È vero, il disco è andato via in un attimo, in meno di un mese le copie si sono volatilizzate, ma per fortuna a settembre c’è una seconda stampa limitata in vinile bianco. Inoltre è sempre possibile acquistarlo in digitale. Il sold out è stato un grande onore, che in parte ci ha presi in contropiede: non ci aspettavamo tutto questo hype per quello che è il nostro disco più “difficile”, e forse più ambizioso. Se ascolti la nostra discografia, sicuramente ci sono episodi più noise, prendi ad esempio Black Rubber Exotica del 2004, un album di cui andiamo molto orgogliosi, e che ancora adesso ci piace riproporre dal vivo in alcuni dei suoi momenti più significativi, ma Black Lake Confidence è il disco anti-pop per eccellenza, con pochissime aperture alla melodia. È un monolite nero, un macigno nello stomaco, un’efferata scena di morte ripetuta a rallentatore per tre quarti d’ora. Ha avuto una gestazione instabile e sofferta, brani come “The Big Nowhere” e “1952” arrivano da lontanissimo, sono cambiati negli anni, e la forma che hanno preso adesso è frutto di un lungo lavoro di fino. Pezzi come “Black Lake Confidence” e “Death Of A Caddie” sono invece nati di getto, quasi a fine lavorazioni, e rappresentano la somma delle esperienze musicali di tutti noi in questi anni: c’è l’oltre-industrial, c’è l’ambient oscuro, un sostrato di noise “adulto” e canalizzato, c’è il drone esistenziale, e l’approccio alla forma canzone in un songwriting che somiglia più alla forma della ballata blues che a quello delle canzone di oggi. Tutto divorato e rielaborato dal nostro personalissimo punto di vista. Dopo Hard Boiled Night Club, il disco del ritorno dopo quattro anni di stand-by, avremmo tranquillamente potuto continuare a compiacere il nostro giro di fan amanti degli stereotipi cui li avevamo abituati. Siamo gente di trent’anni, è ora di uscire senza filtri, e non c’è necessità di compiacere nessuno che non sia noi stessi.

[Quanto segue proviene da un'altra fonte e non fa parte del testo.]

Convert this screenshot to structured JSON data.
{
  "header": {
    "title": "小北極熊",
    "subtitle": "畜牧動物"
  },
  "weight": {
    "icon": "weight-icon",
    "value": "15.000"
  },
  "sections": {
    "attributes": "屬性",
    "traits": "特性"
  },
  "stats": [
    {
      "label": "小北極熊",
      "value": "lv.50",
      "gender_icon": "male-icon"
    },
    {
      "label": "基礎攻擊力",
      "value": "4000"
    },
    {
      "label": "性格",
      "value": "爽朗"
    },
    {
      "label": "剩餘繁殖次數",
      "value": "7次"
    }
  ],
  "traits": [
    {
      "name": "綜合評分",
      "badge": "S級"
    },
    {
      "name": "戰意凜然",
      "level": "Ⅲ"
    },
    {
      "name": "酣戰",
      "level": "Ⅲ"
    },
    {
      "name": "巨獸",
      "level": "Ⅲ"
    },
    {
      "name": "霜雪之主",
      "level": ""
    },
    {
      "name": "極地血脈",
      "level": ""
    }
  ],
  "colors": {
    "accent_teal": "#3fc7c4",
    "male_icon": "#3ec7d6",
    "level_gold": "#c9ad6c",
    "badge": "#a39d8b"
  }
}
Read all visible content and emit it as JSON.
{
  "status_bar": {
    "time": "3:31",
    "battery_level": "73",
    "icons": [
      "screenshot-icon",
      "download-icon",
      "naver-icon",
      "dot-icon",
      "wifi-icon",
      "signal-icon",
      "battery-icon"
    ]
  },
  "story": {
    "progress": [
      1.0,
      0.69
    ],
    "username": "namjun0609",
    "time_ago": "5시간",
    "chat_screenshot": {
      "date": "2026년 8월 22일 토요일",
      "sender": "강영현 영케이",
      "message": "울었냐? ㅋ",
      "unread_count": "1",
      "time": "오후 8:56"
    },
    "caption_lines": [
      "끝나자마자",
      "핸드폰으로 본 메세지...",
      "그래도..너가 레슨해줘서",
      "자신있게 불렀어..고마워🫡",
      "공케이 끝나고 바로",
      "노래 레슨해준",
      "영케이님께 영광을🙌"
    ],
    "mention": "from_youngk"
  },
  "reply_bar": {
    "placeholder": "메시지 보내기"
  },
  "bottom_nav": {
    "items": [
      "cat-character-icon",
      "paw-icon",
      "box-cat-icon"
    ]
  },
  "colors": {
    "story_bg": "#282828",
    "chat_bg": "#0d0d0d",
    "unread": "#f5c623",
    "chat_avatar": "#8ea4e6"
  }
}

Io credo che la vostra musica sia piuttosto distante da quello che va per la maggiore (sempre in piccolo, certo…) oggi in Italia. Da un lato sopravvive l’indie-rock delle numerose band emergenti, a corredo dei soliti nomi già affermati, e dall’altro si assiste al ritorno di psichedelia, lontani immaginari cinematografici, e voglia di ancestrale di band tipo Cannibal Movie, Heroin In Tahiti… Senti anche tu questa “distanza” o pensi che ci sia qualcosa in comune con i gruppi che ho citato?
Non ci interessa molto quello che succede là fuori, a dire la verità. Non siamo mai stati parte di nessuna scena. In Italia rispettiamo alcuni musicisti che vanno al di là di certe situazioni e del suono della Macelleria, ma non abbiamo chiesto a nessuno di entrare in un circolo. La scena di cui parli va bene per altre persone, non per MMM.
Avete aperto il concerto romano dei Master Musicians Of Bukkake a giugno. Com’è andata, e dimmi se la loro proposta di esoterismi legati a istanze psych e metal vi piace o meno.
È stata una bellissima esperienza, tornare all’Init dopo quasi dieci anni dall’ultima volta, quando ci esibimmo al primo Destination Morgue, il festival industrial che abbiamo promosso e supportato fin dagli inizi. All’epoca fu una performance a dir poco “selvaggia”: erano altri tempi, gli hipster di oggi si “bagnerebbero” al solo pensiero. Se ci piace il genere? Sì, certo, specialmente il suono da dove proviene: High Tide, Black Widow, Black Sabbath. Gli originali sono sempre meglio. Di (black) metal amiamo più che altro il lato “depressive” e oscuro anni Novanta. Tutta gente che s’è suicidata o è morta ammazzata…
Cosa ascolti in questo periodo? segnalaci un’uscita o un’etichetta in particolare…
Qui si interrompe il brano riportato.